“There’s a sucker born every minute.” ~ Source Unknown/Disputed There is no shortage of new victims, or of con men, or of honest men.

Americans are bombarded with information on a daily basis. Some of us long for the days before 24-hour news and Social Media. The phrase “24-hour news” is a misnomer. It is a 24-hour commentary mixed with the news. Social Media, which I abandoned more than a year ago, makes it worse. Many of the stories are disinformation, propaganda, or simply somebody’s opinion.

For example, there are reports that Russian soldiers are destroying their equipment and refusing to fight. Some people also believe in the Ghost of Kyiv who supposedly shot down a bunch of Russian fighter jets. Domestically there were those who said Trump was a Russian puppet or some other descriptive word like “agent” et cetera. In addition, we have the Biden laptop scandal. The list goes on and on.

  • The first two examples are samples of propaganda: ideas or statements that may be false or present only one side of an argument that are used in order to gain support for a political leader, party, etc.
  • The one about Trump is disinformation: false information that is given deliberately.
  • The last one about the Biden laptop is a cover-up: action that is taken to hide a mistake or an illegal activity from the public.

To be fair there are examples of propaganda and disinformation groups on the right. Factions like QAnon, Alex Jones InfoWars, and sadly some religious groups and individuals are just as guilty.

Deception involves telling a partial truth. If a person or organization lies most or all the time then few will believe them. Deceivers must also appeal to emotion rather than intellect. If they appeal to the intellect rather than emotion then people will more easily uncover the parts of the story that are false, misleading, or out of context. Emotions can eradicate your analytical thinking skills and make you more susceptible to propaganda, disinformation, or cover-up storylines.


As stated in the title, there are negative outcomes. Below are just a few.

  • Henry Louis Gates arrest controversy caused a national debate about the harassment of minorities by police. This was furthered by President Obama’s comments before he knew anything when he said “the Cambridge police acted stupidly”. Years later, in his memoir A Promised Land, Obama wrote that according to the White House’s polling, the incident caused a larger drop in white support for his presidency than any other single event. However, this false narrative set us up for the next big disinformation event:
  • The “hands up don’t shoot” lie led to “The Ferguson Effect“. This led to the rise of the now-disgraced BLM and Defund the Police movements. America is still dealing with the fallout from this original lie. The number of people killed and the amount of property damage done based on this false narrative is incalculable. Race relations have not been this bad since the 1960s.
  • All the disinformation and propaganda about Trump drove a huge divide in America.
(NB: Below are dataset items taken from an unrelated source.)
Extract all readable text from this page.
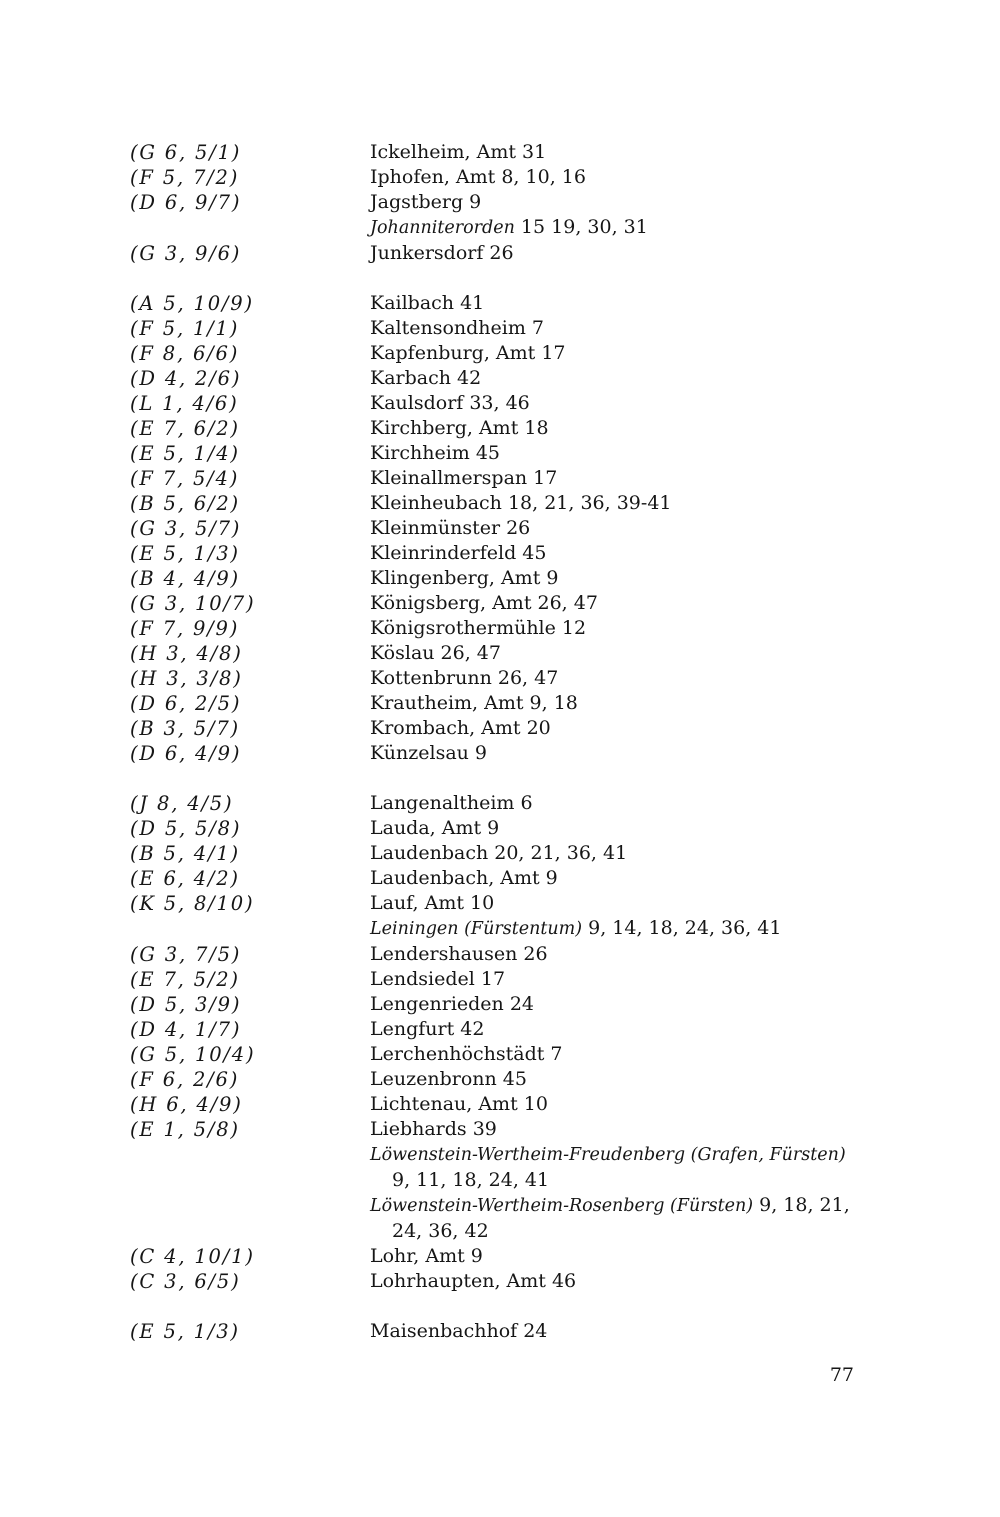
(G 6, 5/1)	Ickelheim, Amt 31
(F 5, 7/2)	Iphofen, Amt 8, 10, 16
(D 6, 9/7)	Jagstberg 9
Johanniterorden 15 19, 30, 31
(G 3, 9/6)	Junkersdorf 26
(A 5, 10/9)	Kailbach 41
(F 5, 1/1)	Kaltensondheim 7
(F 8, 6/6)	Kapfenburg, Amt 17
(D 4, 2/6)	Karbach 42
(L 1, 4/6)	Kaulsdorf 33, 46
(E 7, 6/2)	Kirchberg, Amt 18
(E 5, 1/4)	Kirchheim 45
(F 7, 5/4)	Kleinallmerspan 17
(B 5, 6/2)	Kleinheubach 18, 21, 36, 39-41
(G 3, 5/7)	Kleinmünster 26
(E 5, 1/3)	Kleinrinderfeld 45
(B 4, 4/9)	Klingenberg, Amt 9
(G 3, 10/7)	Königsberg, Amt 26, 47
(F 7, 9/9)	Königsrothermühle 12
(H 3, 4/8)	Köslau 26, 47
(H 3, 3/8)	Kottenbrunn 26, 47
(D 6, 2/5)	Krautheim, Amt 9, 18
(B 3, 5/7)	Krombach, Amt 20
(D 6, 4/9)	Künzelsau 9
(J 8, 4/5)	Langenaltheim 6
(D 5, 5/8)	Lauda, Amt 9
(B 5, 4/1)	Laudenbach 20, 21, 36, 41
(E 6, 4/2)	Laudenbach, Amt 9
(K 5, 8/10)	Lauf, Amt 10
Leiningen (Fürstentum) 9, 14, 18, 24, 36, 41
(G 3, 7/5)	Lendershausen 26
(E 7, 5/2)	Lendsiedel 17
(D 5, 3/9)	Lengenrieden 24
(D 4, 1/7)	Lengfurt 42
(G 5, 10/4)	Lerchenhöchstädt 7
(F 6, 2/6)	Leuzenbronn 45
(H 6, 4/9)	Lichtenau, Amt 10
(E 1, 5/8)	Liebhards 39
Löwenstein-Wertheim-Freudenberg (Grafen, Fürsten)
9, 11, 18, 24, 41
Löwenstein-Wertheim-Rosenberg (Fürsten) 9, 18, 21,
24, 36, 42
(C 4, 10/1)	Lohr, Amt 9
(C 3, 6/5)	Lohrhaupten, Amt 46
(E 5, 1/3)	Maisenbachhof 24
77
It led to actual hatred by some who would have otherwise been more reasonable. The outcome of false accusations and disinformation caused further racial and political divisions.
  • The politicization and cover-up (lab not bats) of the origin of the China Flu, the vaccines as well as potential treatments, caused people to suffer needlessly. It also led to what we can term “The Covid Election of 2020”.
  • The Biden laptop cover-up and states mishandling of the Covid Election led to not being able to trust our election results. This in part led to the protests on 6 Jan 2021.
  • The disinformation and propaganda by QAnon and religious groups saying Trump would reclaim the presidency in part led to the trespassing at the Capitol, the destruction of some 1.5 million of the taxpayer’s property, and the punching and shoving of some people, and Ashli Babbit’s death on 6 Jan 2021. Note: The most egregious crimes (all misdemeanor) adjudicated to this point resulted in 41-month sentences. Jacob Chansley pleaded guilty in September to a single criminal count of obstructing a proceeding of Congress. Source CNBC. Scott Fairlamb received a 41-month sentence for punching a police officer. Source Reuters. As of March 2022, nobody has been found guilty of anything more than a misdemeanor. Source Wikipedia as of April 2022.
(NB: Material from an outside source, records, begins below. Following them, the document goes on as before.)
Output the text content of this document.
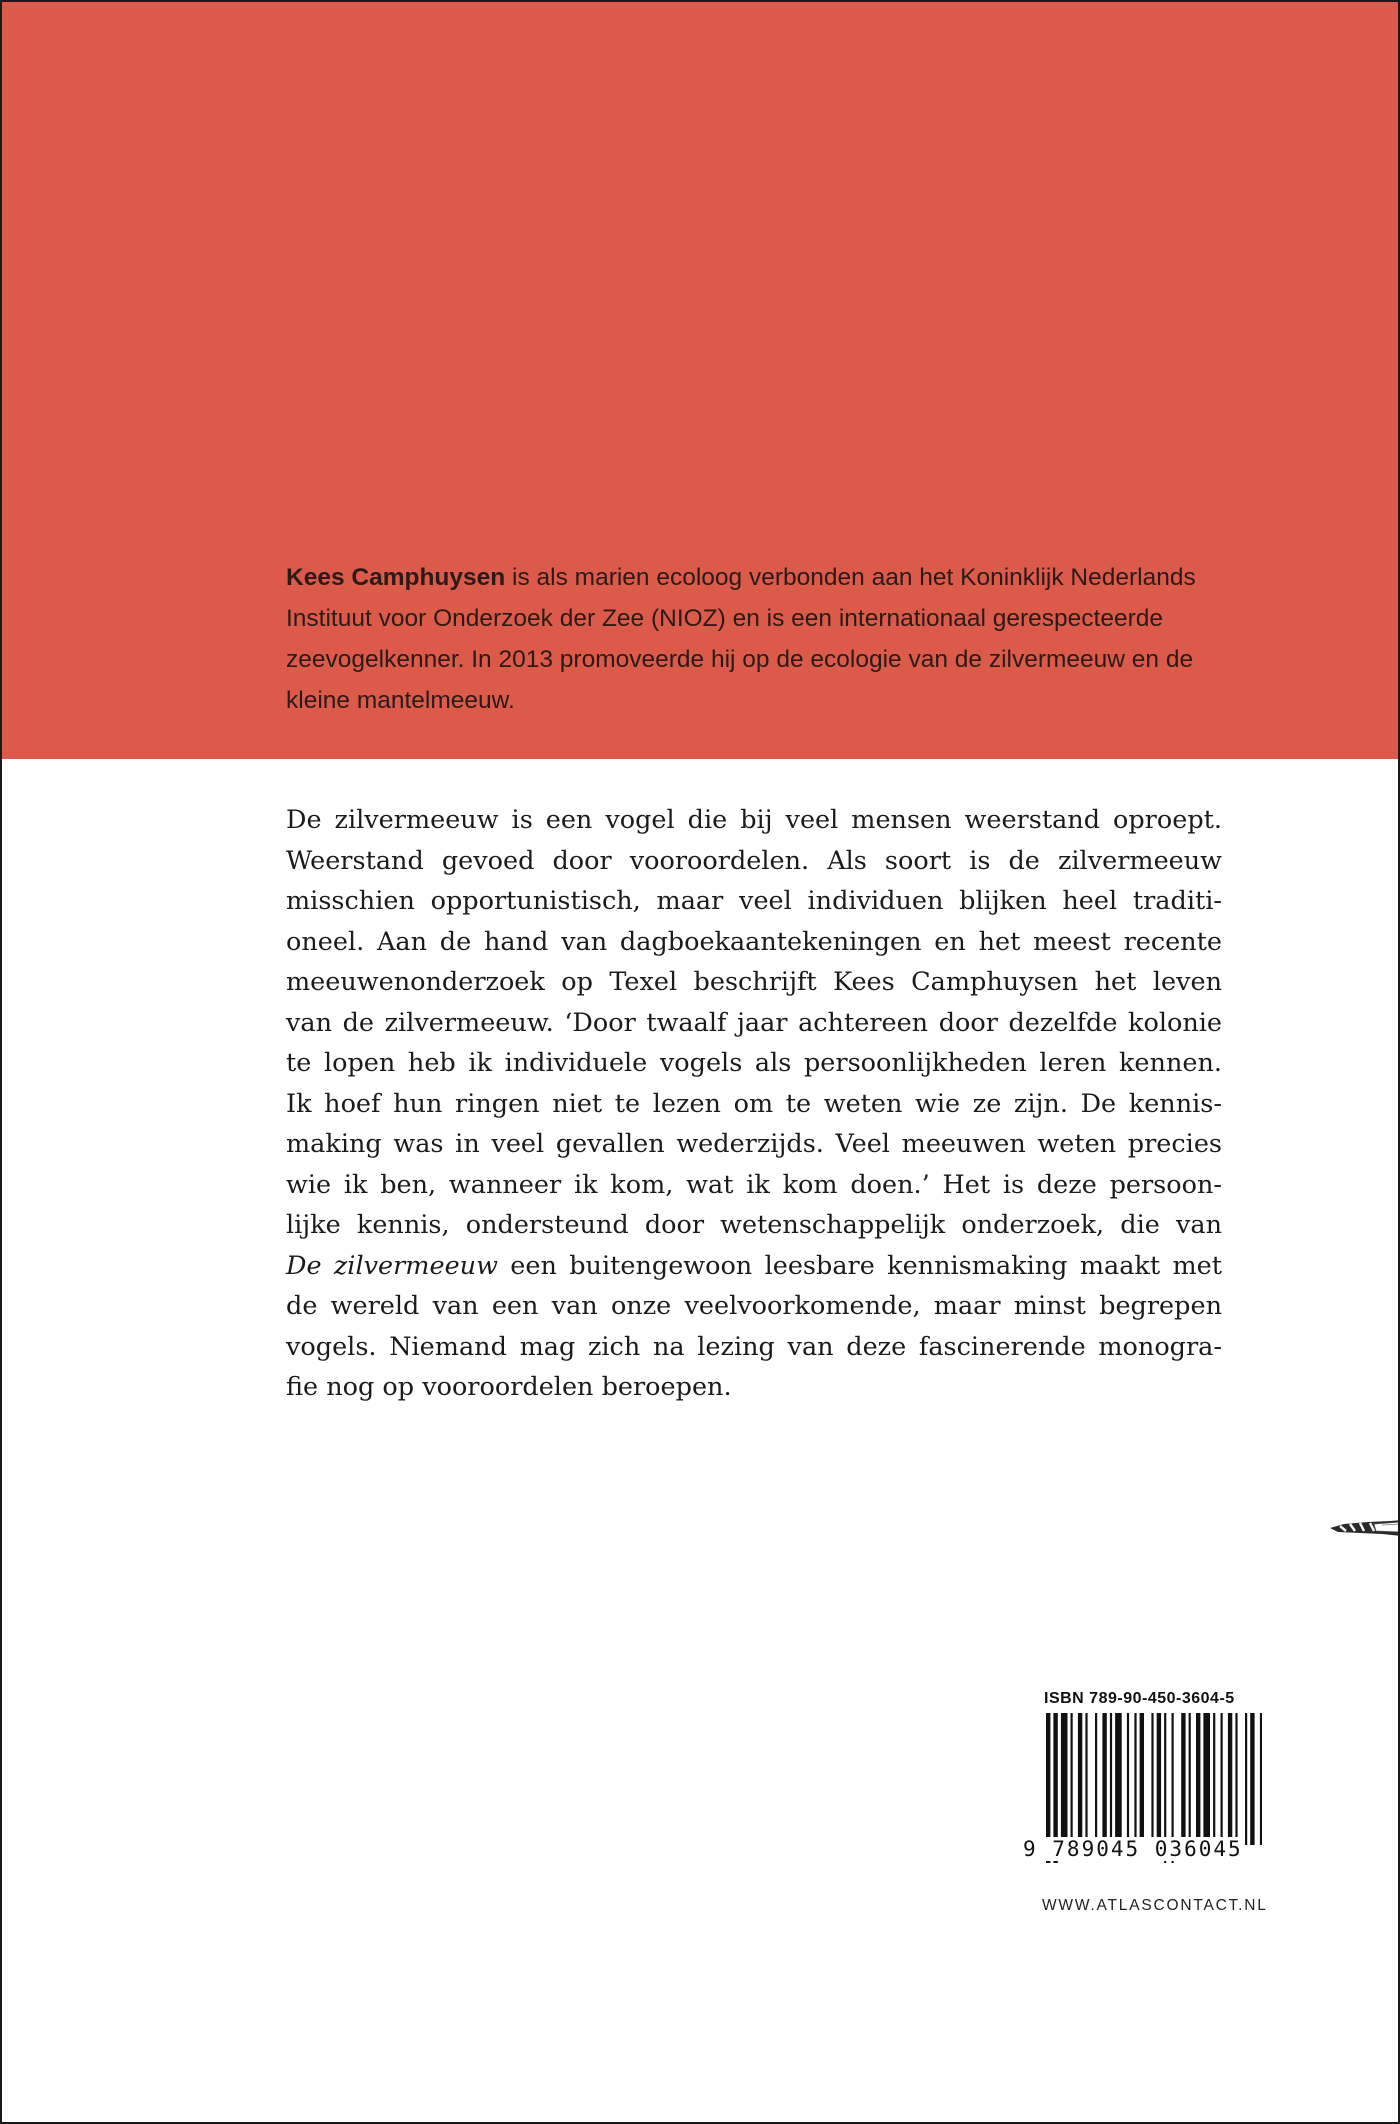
Kees Camphuysen is als marien ecoloog verbonden aan het Koninklijk Nederlands Instituut voor Onderzoek der Zee (NIOZ) en is een internationaal gerespecteerde zeevogelkenner. In 2013 promoveerde hij op de ecologie van de zilvermeeuw en de kleine mantelmeeuw.

De zilvermeeuw is een vogel die bij veel mensen weerstand oproept.
Weerstand gevoed door vooroordelen. Als soort is de zilvermeeuw
misschien opportunistisch, maar veel individuen blijken heel traditi-
oneel. Aan de hand van dagboekaantekeningen en het meest recente
meeuwenonderzoek op Texel beschrijft Kees Camphuysen het leven
van de zilvermeeuw. ‘Door twaalf jaar achtereen door dezelfde kolonie
te lopen heb ik individuele vogels als persoonlijkheden leren kennen.
Ik hoef hun ringen niet te lezen om te weten wie ze zijn. De kennis-
making was in veel gevallen wederzijds. Veel meeuwen weten precies
wie ik ben, wanneer ik kom, wat ik kom doen.’ Het is deze persoon-
lijke kennis, ondersteund door wetenschappelijk onderzoek, die van
De zilvermeeuw een buitengewoon leesbare kennismaking maakt met
de wereld van een van onze veelvoorkomende, maar minst begrepen
vogels. Niemand mag zich na lezing van deze fascinerende monogra-
fie nog op vooroordelen beroepen.
ISBN 789-90-450-3604-5
9 789045 036045
WWW.ATLASCONTACT.NL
There are dozens of other examples. Regardless of how you see the above points, the question remains how do you sort it out? Here are some tips. Maybe you can add others to the comments.
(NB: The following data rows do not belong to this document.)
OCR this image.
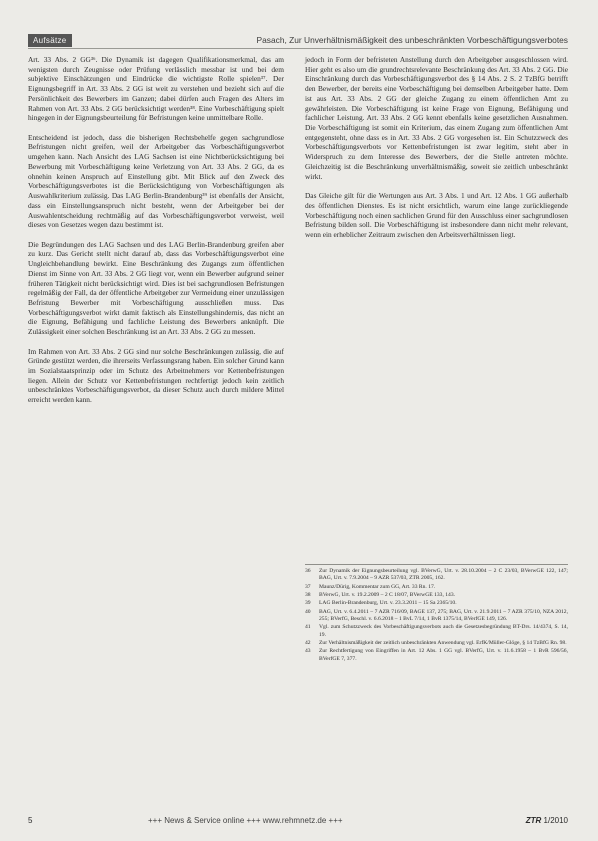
Aufsätze	Pasach, Zur Unverhältnismäßigkeit des unbeschränkten Vorbeschäftigungsverbotes

Art. 33 Abs. 2 GG³⁶. Die Dynamik ist dagegen Qualifikationsmerkmal, das am wenigsten durch Zeugnisse oder Prüfung verlässlich messbar ist und bei dem subjektive Einschätzungen und Eindrücke die wichtigste Rolle spielen³⁷. Der Eignungsbegriff in Art. 33 Abs. 2 GG ist weit zu verstehen und bezieht sich auf die Persönlichkeit des Bewerbers im Ganzen; dabei dürfen auch Fragen des Alters im Rahmen von Art. 33 Abs. 2 GG berücksichtigt werden³⁸. Eine Vorbeschäftigung spielt hingegen in der Eignungsbeurteilung für Befristungen keine unmittelbare Rolle.

Entscheidend ist jedoch, dass die bisherigen Rechtsbehelfe gegen sachgrundlose Befristungen nicht greifen, weil der Arbeitgeber das Vorbeschäftigungsverbot umgehen kann. Nach Ansicht des LAG Sachsen ist eine Nichtberücksichtigung bei Bewerbung mit Vorbeschäftigung keine Verletzung von Art. 33 Abs. 2 GG, da es ohnehin keinen Anspruch auf Einstellung gibt. Mit Blick auf den Zweck des Vorbeschäftigungsverbotes ist die Berücksichtigung von Vorbeschäftigungen als Auswahlkriterium zulässig. Das LAG Berlin-Brandenburg³⁹ ist ebenfalls der Ansicht, dass ein Einstellungsanspruch nicht besteht, wenn der Arbeitgeber bei der Auswahlentscheidung rechtmäßig auf das Vorbeschäftigungsverbot verweist, weil dieses von Gesetzes wegen dazu bestimmt ist.

Die Begründungen des LAG Sachsen und des LAG Berlin-Brandenburg greifen aber zu kurz. Das Gericht stellt nicht darauf ab, dass das Vorbeschäftigungsverbot eine Ungleichbehandlung bewirkt. Eine Beschränkung des Zugangs zum öffentlichen Dienst im Sinne von Art. 33 Abs. 2 GG liegt vor, wenn ein Bewerber aufgrund seiner früheren Tätigkeit nicht berücksichtigt wird. Dies ist bei sachgrundlosen Befristungen regelmäßig der Fall, da der öffentliche Arbeitgeber zur Vermeidung einer unzulässigen Befristung Bewerber mit Vorbeschäftigung ausschließen muss. Das Vorbeschäftigungsverbot wirkt damit faktisch als Einstellungshindernis, das nicht an die Eignung, Befähigung und fachliche Leistung des Bewerbers anknüpft. Die Zulässigkeit einer solchen Beschränkung ist an Art. 33 Abs. 2 GG zu messen.

Im Rahmen von Art. 33 Abs. 2 GG sind nur solche Beschränkungen zulässig, die auf Gründe gestützt werden, die ihrerseits Verfassungsrang haben. Ein solcher Grund kann im Sozialstaatsprinzip oder im Schutz des Arbeitnehmers vor Kettenbefristungen liegen. Allein der Schutz vor Kettenbefristungen rechtfertigt jedoch kein zeitlich unbeschränktes Vorbeschäftigungsverbot, da dieser Schutz auch durch mildere Mittel erreicht werden kann.

jedoch in Form der befristeten Anstellung durch den Arbeitgeber ausgeschlossen wird. Hier geht es also um die grundrechtsrelevante Beschränkung des Art. 33 Abs. 2 GG. Die Einschränkung durch das Vorbeschäftigungsverbot des § 14 Abs. 2 S. 2 TzBfG betrifft den Bewerber, der bereits eine Vorbeschäftigung bei demselben Arbeitgeber hatte. Dem ist aus Art. 33 Abs. 2 GG der gleiche Zugang zu einem öffentlichen Amt zu gewährleisten. Die Vorbeschäftigung ist keine Frage von Eignung, Befähigung und fachlicher Leistung. Art. 33 Abs. 2 GG kennt ebenfalls keine gesetzlichen Ausnahmen. Die Vorbeschäftigung ist somit ein Kriterium, das einem Zugang zum öffentlichen Amt entgegensteht, ohne dass es in Art. 33 Abs. 2 GG vorgesehen ist. Ein Schutzzweck des Vorbeschäftigungsverbots vor Kettenbefristungen ist zwar legitim, steht aber in Widerspruch zu dem Interesse des Bewerbers, der die Stelle antreten möchte. Gleichzeitig ist die Beschränkung unverhältnismäßig, soweit sie zeitlich unbeschränkt wirkt.

Das Gleiche gilt für die Wertungen aus Art. 3 Abs. 1 und Art. 12 Abs. 1 GG außerhalb des öffentlichen Dienstes. Es ist nicht ersichtlich, warum eine lange zurückliegende Vorbeschäftigung noch einen sachlichen Grund für den Ausschluss einer sachgrundlosen Befristung bilden soll. Die Vorbeschäftigung ist insbesondere dann nicht mehr relevant, wenn ein erheblicher Zeitraum zwischen den Arbeitsverhältnissen liegt.

36	Zur Dynamik der Eignungsbeurteilung vgl. BVerwG, Urt. v. 28.10.2004 – 2 C 23/03, BVerwGE 122, 147; BAG, Urt. v. 7.9.2004 – 9 AZR 537/03, ZTR 2005, 162.
37	Maunz/Dürig, Kommentar zum GG, Art. 33 Rn. 17.
38	BVerwG, Urt. v. 19.2.2009 – 2 C 18/07, BVerwGE 133, 143.
39	LAG Berlin-Brandenburg, Urt. v. 23.3.2011 – 15 Sa 2365/10.
40	BAG, Urt. v. 6.4.2011 – 7 AZR 716/09, BAGE 137, 275; BAG, Urt. v. 21.9.2011 – 7 AZR 375/10, NZA 2012, 255; BVerfG, Beschl. v. 6.6.2018 – 1 BvL 7/14, 1 BvR 1375/14, BVerfGE 149, 126.
41	Vgl. zum Schutzzweck des Vorbeschäftigungsverbots auch die Gesetzesbegründung BT-Drs. 14/4374, S. 14, 19.
42	Zur Verhältnismäßigkeit der zeitlich unbeschränkten Anwendung vgl. ErfK/Müller-Glöge, § 14 TzBfG Rn. 98.
43	Zur Rechtfertigung von Eingriffen in Art. 12 Abs. 1 GG vgl. BVerfG, Urt. v. 11.6.1958 – 1 BvR 596/56, BVerfGE 7, 377.
5	+++ News & Service online +++ www.rehmnetz.de +++	ZTR 1/2010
  1. When possible wait before drawing conclusions. Any story can take days, weeks, or even years to be reconciled. Case in point, the Biden laptop.
  2. Check your own biases. Does a story align with your beliefs? Facts and beliefs are two different things and often get you in trouble when you mistake the two.
  3. Consider the source or sources. If all you watch, read or associate with is one-sided then you are likely to be negatively influenced. A good resource is AllSides.com. They also have a “Fact Check” bias chart.
  4. Try to develop a healthy skepticism but not be closed-minded.
  5. Maintain friendly relationships with people who believe opposite from you. Do not take it personally when a friend disagrees with your point of view.
  6. If you know you are right bring people to your side by asking questions. Do it privately so people are not publicly embarrassed when they cannot answer. Telling people they are wrong gets you nowhere. Ask them why they believe what they believe. You just might be surprised at the answer.